I must say I found Coyote Medicine quite enlightening in many ways. For one thing it brought back fond memories of childhood as he describes flying into Casper, Wyoming to attend a sweat lodge and tipi healing ceremony on the Wind River Indian Reservation in west central Wyoming.
My first four years of life was spent in Riverton, Wyoming which is on the southeastern corner of the Wind River Indian Reservation. My father was part Shoshone, and a registered member of the tribe, and during our time in Riverton we attended quite a few ceremonies on the Reservation and I have fond memories of those times. Between the ages of 4 and 5 we moved to Casper, Wyoming, but we would make the trip from Casper to Riverton to visit family many times during the year. Dr. Mehl’s description of driving from Casper to Riverton along highway 20-26, through Powder River, Moneta, Shoshoni (with a stop at Yellowstone Drug for a milkshake) brought back fond memories. I had many wonderful milkshakes on trips back and forth.
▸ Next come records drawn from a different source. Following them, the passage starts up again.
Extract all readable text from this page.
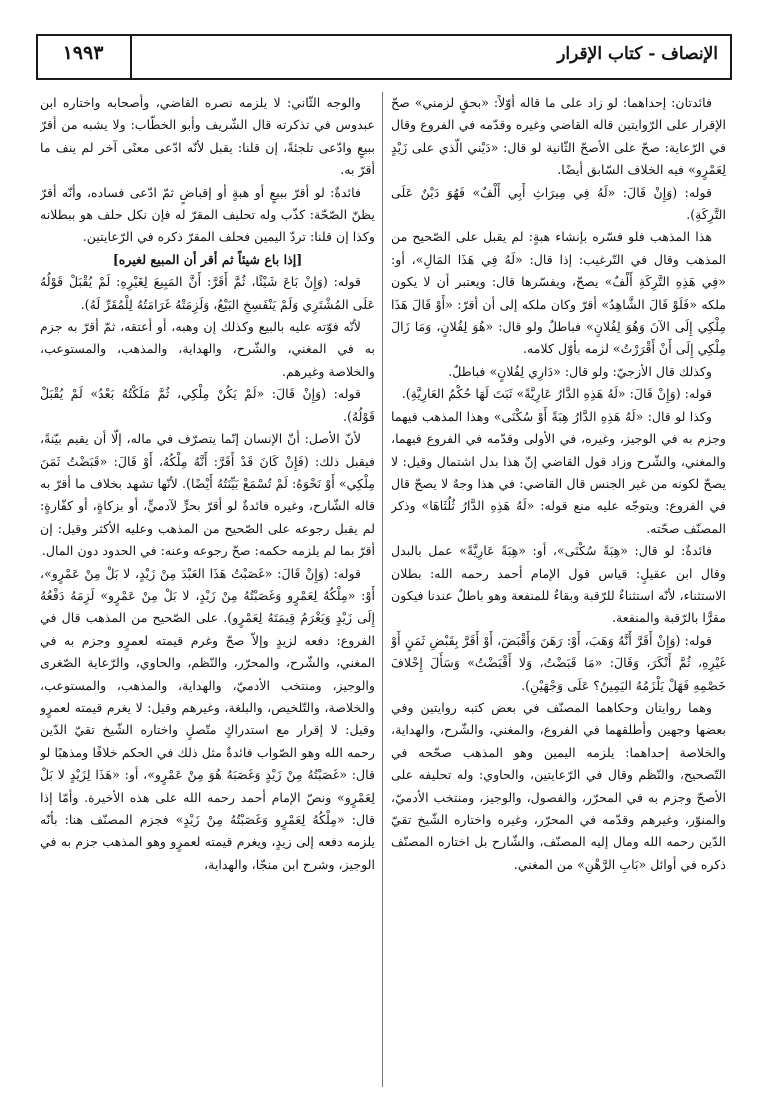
١٩٩٣	الإنصاف - كتاب الإقرار

فائدتان: إحداهما: لو زاد على ما قاله أوّلاً: «بحقٍ لزمني» صحّ الإقرار على الرّوايتين قاله القاضي وغيره وقدّمه في الفروع وقال في الرّعاية: صحّ على الأصحّ الثّانية لو قال: «دَيْني الّذي على زَيْدٍ لِعَمْرٍو» فيه الخلاف السّابق أيضًا.

قوله: (وَإِنْ قَالَ: «لَهُ فِي مِيرَاثِ أَبِي أَلْفٌ» فَهُوَ دَيْنٌ عَلَى التَّرِكَةِ).

هذا المذهب فلو فسّره بإنشاء هبةٍ: لم يقبل على الصّحيح من المذهب وقال في التّرغيب: إذا قال: «لَهُ فِي هَذَا المَالِ»، أو: «فِي هَذِهِ التَّرِكَةِ أَلْفٌ» يصحّ، ويفسّرها قال: ويعتبر أن لا يكون ملكه «فَلَوْ قَالَ الشَّاهِدُ» أقرّ وكان ملكه إلى أن أقرّ: «أَوْ قَالَ هَذَا مِلْكِي إِلَى الآنَ وَهُوَ لِفُلانٍ» فباطلٌ ولو قال: «هُوَ لِفُلانٍ، وَمَا زَالَ مِلْكِي إِلَى أَنْ أَقْرَرْتُ» لزمه بأوّل كلامه.

وكذلك قال الأزجيّ: ولو قال: «دَارِي لِفُلانٍ» فباطلٌ.

قوله: (وَإِنْ قَالَ: «لَهُ هَذِهِ الدَّارُ عَارِيَّةً» ثَبَتَ لَهَا حُكْمُ العَارِيَّةِ).

وكذا لو قال: «لَهُ هَذِهِ الدَّارُ هِبَةً أَوْ سُكْنَى» وهذا المذهب فيهما وجزم به في الوجيز، وغيره، في الأولى وقدّمه في الفروع فيهما، والمغني، والشّرح وزاد قول القاضي إنّ هذا بدل اشتمال وقيل: لا يصحّ لكونه من غير الجنس قال القاضي: في هذا وجهٌ لا يصحّ قال في الفروع: ويتوجّه عليه منع قوله: «لَهُ هَذِهِ الدَّارُ ثُلُثَاهَا» وذكر المصنّف صحّته.

فائدةٌ: لو قال: «هِبَةً سُكْنَى»، أو: «هِبَةً عَارِيَّةً» عمل بالبدل وقال ابن عقيلٍ: قياس قول الإمام أحمد رحمه الله: بطلان الاستثناء، لأنّه استثناءٌ للرّقبة وبقاءٌ للمنفعة وهو باطلٌ عندنا فيكون مقرًّا بالرّقبة والمنفعة.

قوله: (وَإِنْ أَقَرَّ أَنَّهُ وَهَبَ، أَوْ: رَهَنَ وَأَقْبَضَ، أَوْ أَقَرَّ بِقَبْضِ ثَمَنٍ أَوْ غَيْرِهِ، ثُمَّ أَنْكَرَ، وَقَالَ: «مَا قَبَضْتُ، وَلا أَقْبَضْتُ» وَسَأَلَ إِحْلافَ خَصْمِهِ فَهَلْ يَلْزَمُهُ اليَمِينُ؟ عَلَى وَجْهَيْنِ).

وهما روايتان وحكاهما المصنّف في بعض كتبه روايتين وفي بعضها وجهين وأطلقهما في الفروع، والمغني، والشّرح، والهداية، والخلاصة إحداهما: يلزمه اليمين وهو المذهب صحّحه في التّصحيح، والنّظم وقال في الرّعايتين، والحاوي: وله تحليفه على الأصحّ وجزم به في المحرّر، والفصول، والوجيز، ومنتخب الأدميّ، والمنوّر، وغيرهم وقدّمه في المحرّر، وغيره واختاره الشّيخ تقيّ الدّين رحمه الله ومال إليه المصنّف، والشّارح بل اختاره المصنّف ذكره في أوائل «بَابِ الرَّهْنِ» من المغني.

والوجه الثّاني: لا يلزمه نصره القاضي، وأصحابه واختاره ابن عبدوس في تذكرته قال الشّريف وأبو الخطّاب: ولا يشبه من أقرّ ببيعٍ وادّعى تلجئةً، إن قلنا: يقبل لأنّه ادّعى معنًى آخر لم ينف ما أقرّ به.

فائدةٌ: لو أقرّ ببيعٍ أو هبةٍ أو إقباضٍ ثمّ ادّعى فساده، وأنّه أقرّ يظنّ الصّحّة: كذّب وله تحليف المقرّ له فإن نكل حلف هو ببطلانه وكذا إن قلنا: تردّ اليمين فحلف المقرّ ذكره في الرّعايتين.

[إذا باع شيئاً ثم أقر أن المبيع لغيره]

قوله: (وَإِنْ بَاعَ شَيْئًا، ثُمَّ أَقَرَّ: أَنَّ المَبِيعَ لِغَيْرِهِ: لَمْ يُقْبَلْ قَوْلُهُ عَلَى المُشْتَرِي وَلَمْ يَنْفَسِخِ البَيْعُ، وَلَزِمَتْهُ غَرَامَتُهُ لِلْمُقَرِّ لَهُ).

لأنّه فوّته عليه بالبيع وكذلك إن وهبه، أو أعتقه، ثمّ أقرّ به جزم به في المغني، والشّرح، والهداية، والمذهب، والمستوعب، والخلاصة وغيرهم.

قوله: (وَإِنْ قَالَ: «لَمْ يَكُنْ مِلْكِي، ثُمَّ مَلَكْتُهُ بَعْدُ» لَمْ يُقْبَلْ قَوْلُهُ).

لأنّ الأصل: أنّ الإنسان إنّما يتصرّف في ماله، إلّا أن يقيم بيّنةً، فيقبل ذلك: (فَإِنْ كَانَ قَدْ أَقَرَّ: أَنَّهُ مِلْكُهُ، أَوْ قَالَ: «قَبَضْتُ ثَمَنَ مِلْكِي» أَوْ نَحْوَهُ: لَمْ تُسْمَعْ بَيِّنَتُهُ أَيْضًا). لأنّها تشهد بخلاف ما أقرّ به قاله الشّارح، وغيره فائدةٌ لو أقرّ بحرٍّ لآدميٍّ، أو بزكاةٍ، أو كفّارةٍ: لم يقبل رجوعه على الصّحيح من المذهب وعليه الأكثر وقيل: إن أقرّ بما لم يلزمه حكمه: صحّ رجوعه وعنه: في الحدود دون المال.

قوله: (وَإِنْ قَالَ: «غَصَبْتُ هَذَا العَبْدَ مِنْ زَيْدٍ، لا بَلْ مِنْ عَمْرٍو»، أَوْ: «مِلْكُهُ لِعَمْرٍو وَغَصَبْتُهُ مِنْ زَيْدٍ، لا بَلْ مِنْ عَمْرٍو» لَزِمَهُ دَفْعُهُ إِلَى زَيْدٍ وَيَغْرَمُ قِيمَتَهُ لِعَمْرٍو). على الصّحيح من المذهب قال في الفروع: دفعه لزيدٍ وإلاّ صحّ وغرم قيمته لعمرٍو وجزم به في المغني، والشّرح، والمحرّر، والنّظم، والحاوي، والرّعاية الصّغرى والوجيز، ومنتخب الأدميّ، والهداية، والمذهب، والمستوعب، والخلاصة، والتّلخيص، والبلغة، وغيرهم وقيل: لا يغرم قيمته لعمرٍو وقيل: لا إقرار مع استدراكٍ متّصلٍ واختاره الشّيخ تقيّ الدّين رحمه الله وهو الصّواب فائدةٌ مثل ذلك في الحكم خلافًا ومذهبًا لو قال: «غَصَبْتُهُ مِنْ زَيْدٍ وَغَصَبَهُ هُوَ مِنْ عَمْرٍو»، أو: «هَذَا لِزَيْدٍ لا بَلْ لِعَمْرٍو» ونصّ الإمام أحمد رحمه الله على هذه الأخيرة. وأمّا إذا قال: «مِلْكُهُ لِعَمْرٍو وَغَصَبْتُهُ مِنْ زَيْدٍ» فجزم المصنّف هنا: بأنّه يلزمه دفعه إلى زيدٍ، ويغرم قيمته لعمرٍو وهو المذهب جزم به في الوجيز، وشرح ابن منجّا، والهداية،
For someone who is studying Shamanism, Coyote Medicine is virtually a must read (and for those who are not, a suggested read). Dr. Mehl is part Cherokee, and during medical school, he was confronted by views, attitudes and practices that went against the traditional healing methods he had been exposed to by his grandmother while he was young. This book is somewhat autobiographical and chronicles his sometimes difficult journey to integrated traditional healing methods with modern medical practices.
Traditional indigenous healing methods cannot replace modern medicine, and both Dr. Mehl and Hank Wesselman say that they should be used in conjunction with modern medicine. What Coyote Medicine has done for me is expanded or widened my perspective on healing, and anything that causes you to pause and look at something from a wider perspective is always a good thing.